Abstract: Monoclonal antibodies have significantly advanced cancer therapy, with over 570 antibody therapeutics in clinical trials and 79 FDA-approved for clinical use. They offer precise antigen density measurements and specific targeting of tumor cells. Although tumor accumulation can rapidly reach substantial levels within a few hours post-injection,¹ circulating activity persists for days due to their slow blood clearance profile, delaying optimal imaging contrast to 3-7 days post-injection. This prolonged circulation not only adds to background and blood pool signal resulting in low-quality images, but also increases the radiation dose to healthy organs.² In this study, we explored the application of biorthogonal chemistry to tackle the challenges associated with antibody-based imaging using the CD20-targeting antibody rituximab. Our objective is to introduce flexibility into antibody imaging, allowing high-contrast imaging at any chosen time point following antibody administration.

This method, which we term a Tetrazine Knock-Out (TKO), is rooted in transcyclooctene-tetrazine (TCO-Tz) iDDEA chemistry, entails the straightforward modification of antibodies with a TCO linker. This linker is then conjugated to different radioisotopes, including Ga-68 and Zr-89. For the Ga-68 study, I45-CD20⁺ tumors were grown in mice for approximately 2 weeks prior to the administration of [⁶⁸Ga]Ga-NOTA-TCO-rituximab, which was allowed to accumulate in the tumors for 2 h. At this point, tetrazine (50 mg/kg) or vehicle (5% EtOH/PBS) was injected intravenously, followed by a 1 h wait before performing PET/BioD. Ex vivo biodistribution showed a 50-60% decrease in signal in the blood as well as in other background organs such as the heart, spleen, bone, and lymph nodes.
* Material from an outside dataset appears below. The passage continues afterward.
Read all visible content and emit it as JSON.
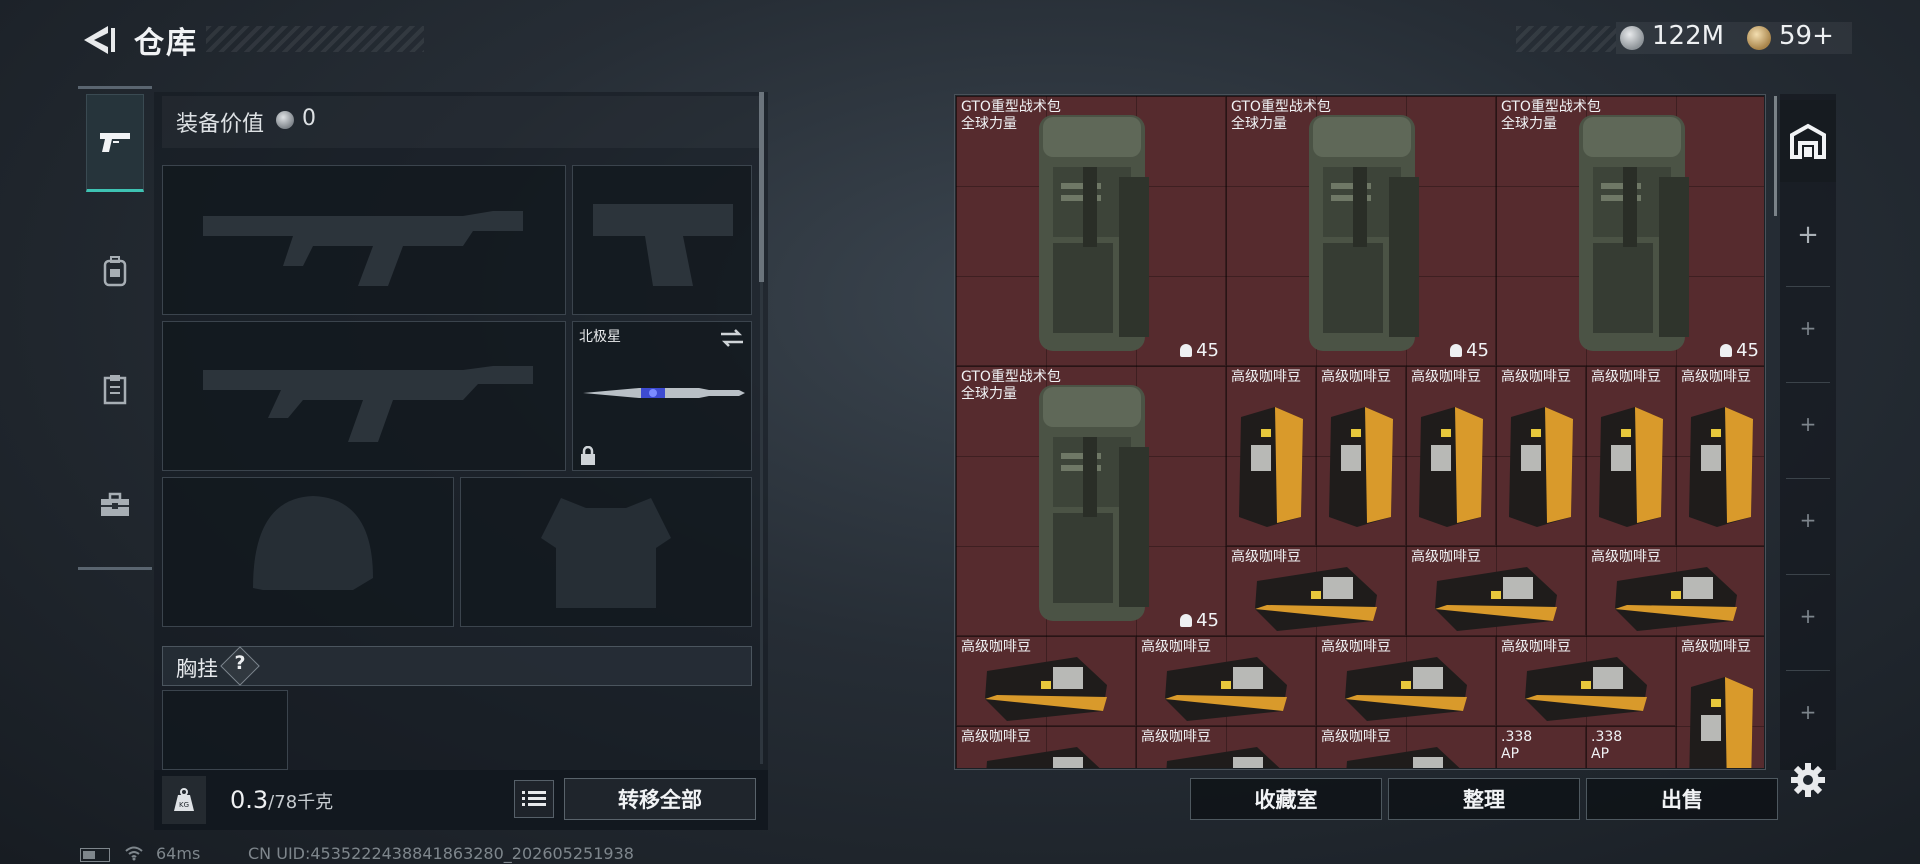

We also used a clinically relevant model of B-cell lymphoma to investigate the TKO approach using Zr-89. Nude mice bearing Raji tumors, grown for approximately 3 weeks, were administered [⁸⁹Zr]Zr-DFO-TCO-rituximab. After 24 h, an intravenous injection of tetrazine or a vehicle was performed, followed by imaging and biodistribution. A substantial reduction (56%) in blood radioactivity and a decline (27%) in liver uptake upon Tz treatment were noticed. A decrease in activity was also seen in lymph nodes (62%), and small and large intestines (45% and 23%, respectively). Importantly, tumor-associated activity remained unaffected, yielding high-contrast visualization of the tumor in the Tz-treated group.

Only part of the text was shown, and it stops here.